Step 1, where necessary, is to invest in the land registration system, which is not complete in all countries. Vacant and agricultural land is sometimes not covered by the prevailing property tax systems, whether for households or businesses, but should be, subject to tax allowances for lower per hectare valuations. Some countries could reconsider the harmonisation of local, regional, and national tax regimes and the funding structure of local government. Basic rules and valuations should be set at the national level, with limits on local tax-setting powers to prevent excessive tax competition between local governments.

Step 2 should be to invest, where necessary, in robust systems and trained staff for generating energy performance certificates.

Step 3 should be updating valuations to current market values, run concurrently with Steps 1 and 2. In many countries, valuations for the prevailing property tax are out of date (OECD 2022).

Step 4, given the new valuations, would be to announce new tax rates for residential property and businesses with green discounts. Introducing the simple equity-based deferral system for residential property, with small discounts for cash payers, is highly desirable as part of Step 4, as it prevents revaluation shocks to the cash-flow of those with limited ability to pay. Even with a deferral and the green discount, it makes sense to phase in the taxes paid. For example, in the first year, the effective property value for taxation could be based on one-third of the new value and two-thirds of the old. In the second year, the effective value could be two-thirds of the new and one-third of the old, with the transition completed in the third year.

Both simple deferral and the green discount are crucial elements in gaining public acceptability for property tax reform. As public alarm about the climate crisis mounts, especially among younger generations, the rationale for the green discount will be increasingly widely appreciated. Initially, deferral should be offered to the over-65 age group. Later, given experience with take-up and administration, deferral can be extended to all owners of residential property. Throughout, a programme of education and consultation to build public acceptance and achieve a degree of cross-party consensus would be highly advisable.

Step 5 should implement improvements in valuation systems with a view, for each property, to split the overall value into land and building components.

Finally, in Step 6, tax rates for the two components can be separated, with tax rates on land values adjusted upwards relative to tax rates on buildings.

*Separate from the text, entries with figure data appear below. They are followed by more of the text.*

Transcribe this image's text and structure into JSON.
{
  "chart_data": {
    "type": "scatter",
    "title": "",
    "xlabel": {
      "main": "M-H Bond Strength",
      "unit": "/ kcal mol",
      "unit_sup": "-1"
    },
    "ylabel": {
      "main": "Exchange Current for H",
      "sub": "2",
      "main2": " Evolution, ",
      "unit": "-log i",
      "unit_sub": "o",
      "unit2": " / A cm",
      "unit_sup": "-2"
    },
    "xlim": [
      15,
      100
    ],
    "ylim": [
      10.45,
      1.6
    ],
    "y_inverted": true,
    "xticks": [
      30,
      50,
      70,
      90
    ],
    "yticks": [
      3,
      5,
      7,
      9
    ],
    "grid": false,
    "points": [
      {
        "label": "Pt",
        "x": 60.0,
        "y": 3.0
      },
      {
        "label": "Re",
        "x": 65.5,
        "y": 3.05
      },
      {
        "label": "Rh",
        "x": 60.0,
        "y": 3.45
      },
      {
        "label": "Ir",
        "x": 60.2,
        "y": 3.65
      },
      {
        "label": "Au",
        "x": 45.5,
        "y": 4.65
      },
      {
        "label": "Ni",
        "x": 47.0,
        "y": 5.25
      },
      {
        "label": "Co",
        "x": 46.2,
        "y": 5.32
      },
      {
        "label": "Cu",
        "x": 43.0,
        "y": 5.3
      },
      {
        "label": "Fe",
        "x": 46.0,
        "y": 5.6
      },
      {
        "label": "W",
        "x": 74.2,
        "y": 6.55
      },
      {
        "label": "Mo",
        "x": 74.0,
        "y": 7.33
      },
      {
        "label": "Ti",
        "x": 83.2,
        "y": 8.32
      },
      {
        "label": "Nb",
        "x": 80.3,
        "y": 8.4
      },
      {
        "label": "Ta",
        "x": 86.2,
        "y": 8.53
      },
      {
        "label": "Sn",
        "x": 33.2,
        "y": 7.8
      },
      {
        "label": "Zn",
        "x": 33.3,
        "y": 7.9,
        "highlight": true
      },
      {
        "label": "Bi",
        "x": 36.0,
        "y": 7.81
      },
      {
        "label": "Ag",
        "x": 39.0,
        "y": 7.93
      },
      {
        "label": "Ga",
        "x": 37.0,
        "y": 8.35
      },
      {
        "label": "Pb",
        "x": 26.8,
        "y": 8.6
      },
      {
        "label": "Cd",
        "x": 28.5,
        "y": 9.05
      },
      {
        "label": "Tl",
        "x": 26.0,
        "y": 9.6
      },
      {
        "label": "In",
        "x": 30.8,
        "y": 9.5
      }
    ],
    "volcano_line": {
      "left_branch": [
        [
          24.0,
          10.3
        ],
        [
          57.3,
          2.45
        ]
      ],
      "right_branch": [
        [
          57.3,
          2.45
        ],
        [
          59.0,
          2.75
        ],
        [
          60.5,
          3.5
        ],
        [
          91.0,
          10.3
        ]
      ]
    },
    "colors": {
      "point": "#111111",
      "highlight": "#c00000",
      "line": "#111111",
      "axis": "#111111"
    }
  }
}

It is urgent to implement green property taxes globally, given the climate emergency. This column has explained how to implement green discounts as part of good tax design. As well as incentivising the green transition and reducing climate risk for the financial system, the green LVT would broaden the tax base and increase revenue. It will improve equity, stabilise the economy and the financial system, improve efficiency in resource allocation and promote growth. It has the advantage of simplicity in implementation and low costs of administration. It will help reduce housing supply constraints. In country-by-country implementation of the green LVT, localism – i.e. subsidiarity and democratic accountability – and national objectives will need to be balanced to achieve public acceptability and ease the transition from the prior property tax system.